Andy Miller

David Keenan, literary disruptor in chief

This wild and labyrinthine novel is an artistic gamble that more than pays off, and is in turns romantic, funny, terrifying and sincere

David Keenan at the Imagine the World Hay Festival in Mexico in 2018. Credit: Pedro Martin Gonzalez Castillo/Getty Images

Near to the heart of this wild and labyrinthine novel — on page 516 of 808 — a character in a letter addressed to his future self within the reminiscence of a disfigured and imprisoned second world war sailor who will subsequently be transformed via sorcery, surgery and sex into a medium and prophet, eventually finding his way to Scotland where he will marry his own wife again, though possibly not in that order, states the following:

My studies in magic and experimental psychology and of course alchemy suggested that the goal of magical practice, which had become the goal of art practice, was a reuniting of fractured selves across time… This feeling of union, of union with the past, the present and the future, in a place that was outside of time, well, it was palpable, to say the least.

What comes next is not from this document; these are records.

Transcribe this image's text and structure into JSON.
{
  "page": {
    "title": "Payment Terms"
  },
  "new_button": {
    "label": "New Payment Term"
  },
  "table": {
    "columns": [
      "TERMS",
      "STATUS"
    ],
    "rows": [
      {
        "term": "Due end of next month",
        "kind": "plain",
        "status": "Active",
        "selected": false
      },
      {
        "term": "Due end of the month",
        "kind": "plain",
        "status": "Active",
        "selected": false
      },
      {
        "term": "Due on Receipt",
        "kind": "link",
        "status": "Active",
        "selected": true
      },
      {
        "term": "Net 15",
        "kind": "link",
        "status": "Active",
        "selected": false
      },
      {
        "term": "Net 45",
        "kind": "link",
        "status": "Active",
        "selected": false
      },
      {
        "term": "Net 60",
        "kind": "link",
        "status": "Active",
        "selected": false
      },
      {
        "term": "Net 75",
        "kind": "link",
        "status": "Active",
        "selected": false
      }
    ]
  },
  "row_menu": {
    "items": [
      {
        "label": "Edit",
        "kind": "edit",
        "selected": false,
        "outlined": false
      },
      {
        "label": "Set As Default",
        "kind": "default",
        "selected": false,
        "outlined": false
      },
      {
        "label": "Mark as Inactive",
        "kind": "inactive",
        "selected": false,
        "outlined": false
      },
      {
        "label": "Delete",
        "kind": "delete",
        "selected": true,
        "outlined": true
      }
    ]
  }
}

And true to our beliefs, our gamble with art changed everything.

‘A gamble with art’ is a fitting description of Monument Maker, the novel as ‘a place outside of time’, where the author can combine a huge variety of characters with a multiplicity of ideas, memories and esoteric reading. And the book can be considered an artistic gamble too, with its author’s reputation as the high stake.

It is the fourth novel David Keenan has published in as many years. This Is Memorial Device (2017), set in the post-punk scene of early 1980s Scotland, was a cult hit; For the Good Times (2019) won the Gordon Burn Prize; and last year’s Xstabeth attracted attention from figures as diverse as Edna O’Brien, Salena Godden and Kim Gordon. Monument Maker features references to characters and locations from its predecessors in what is increasingly looking like either a cycle of novels or one vast fictional gallimaufry.